Jostyn was also in the casts of This Small Town, Silver Theater, The Top Guy, and Mystery Man.

==Television==
Jostyn's roles as a regular cast member included those show in the table below.

| Program | Role | Notes |
| Mr. District Attorney | Paul Garrett |
| Night Court U.S.A. | The Judge |
| The Secret Storm | Dr. Hadley |
| Alfred Hitchcock Presents | Morgan | Season 4 Episode 3: "The Jokester" (1958) |

Jostyn also starred in Night Court U.S.A. a syndicated series that dramatized actual court cases. Additionally, he was also seen in episodes of The Doctor, and The Philco Television Playhouse.

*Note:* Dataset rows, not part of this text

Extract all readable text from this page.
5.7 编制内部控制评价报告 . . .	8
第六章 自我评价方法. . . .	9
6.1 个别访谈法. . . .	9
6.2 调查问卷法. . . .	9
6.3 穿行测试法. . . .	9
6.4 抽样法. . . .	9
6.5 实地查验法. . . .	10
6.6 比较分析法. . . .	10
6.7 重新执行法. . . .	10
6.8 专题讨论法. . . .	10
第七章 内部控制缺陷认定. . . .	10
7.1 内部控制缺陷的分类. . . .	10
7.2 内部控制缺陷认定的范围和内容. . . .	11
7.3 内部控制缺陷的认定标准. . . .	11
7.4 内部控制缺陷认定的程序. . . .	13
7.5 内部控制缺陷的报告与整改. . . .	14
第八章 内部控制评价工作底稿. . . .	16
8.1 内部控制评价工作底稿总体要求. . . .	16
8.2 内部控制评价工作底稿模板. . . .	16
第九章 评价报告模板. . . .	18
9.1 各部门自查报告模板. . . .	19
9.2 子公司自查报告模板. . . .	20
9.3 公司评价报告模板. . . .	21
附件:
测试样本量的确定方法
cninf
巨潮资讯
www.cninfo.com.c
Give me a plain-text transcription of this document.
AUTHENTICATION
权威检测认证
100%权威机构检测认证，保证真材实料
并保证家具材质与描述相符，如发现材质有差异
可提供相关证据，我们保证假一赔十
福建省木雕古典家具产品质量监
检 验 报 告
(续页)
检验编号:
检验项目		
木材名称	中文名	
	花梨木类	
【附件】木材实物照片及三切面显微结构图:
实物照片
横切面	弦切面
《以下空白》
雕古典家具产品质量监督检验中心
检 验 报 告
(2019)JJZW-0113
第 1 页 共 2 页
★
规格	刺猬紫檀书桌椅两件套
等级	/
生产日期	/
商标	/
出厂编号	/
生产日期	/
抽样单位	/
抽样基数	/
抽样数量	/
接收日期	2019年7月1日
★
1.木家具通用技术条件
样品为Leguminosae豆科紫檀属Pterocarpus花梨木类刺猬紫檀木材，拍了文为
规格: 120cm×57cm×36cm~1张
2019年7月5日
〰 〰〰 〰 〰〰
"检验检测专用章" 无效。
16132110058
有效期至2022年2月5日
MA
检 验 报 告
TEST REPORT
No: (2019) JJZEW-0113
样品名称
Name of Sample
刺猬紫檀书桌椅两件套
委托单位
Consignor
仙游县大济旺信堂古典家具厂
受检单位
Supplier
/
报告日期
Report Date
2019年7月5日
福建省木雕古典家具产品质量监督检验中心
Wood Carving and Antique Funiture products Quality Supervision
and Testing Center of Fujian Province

==Other professional activities==
In November 1943, Jostyn was elected to a one-year term as third vice-president of the New York local of the American Federation of Radio Artists. In 1944, he was one of seven people elected to AFRA's national board.

==Personal life==
On October 17, 1928, Jostyn married Ruth Hill in Pasadena, California. She was an actress whom he met when they performed together in a play. They had two sons, Jean Charles and Jon George.

==Death==
Jostyn died June 25, 1976, in Los Angeles, California.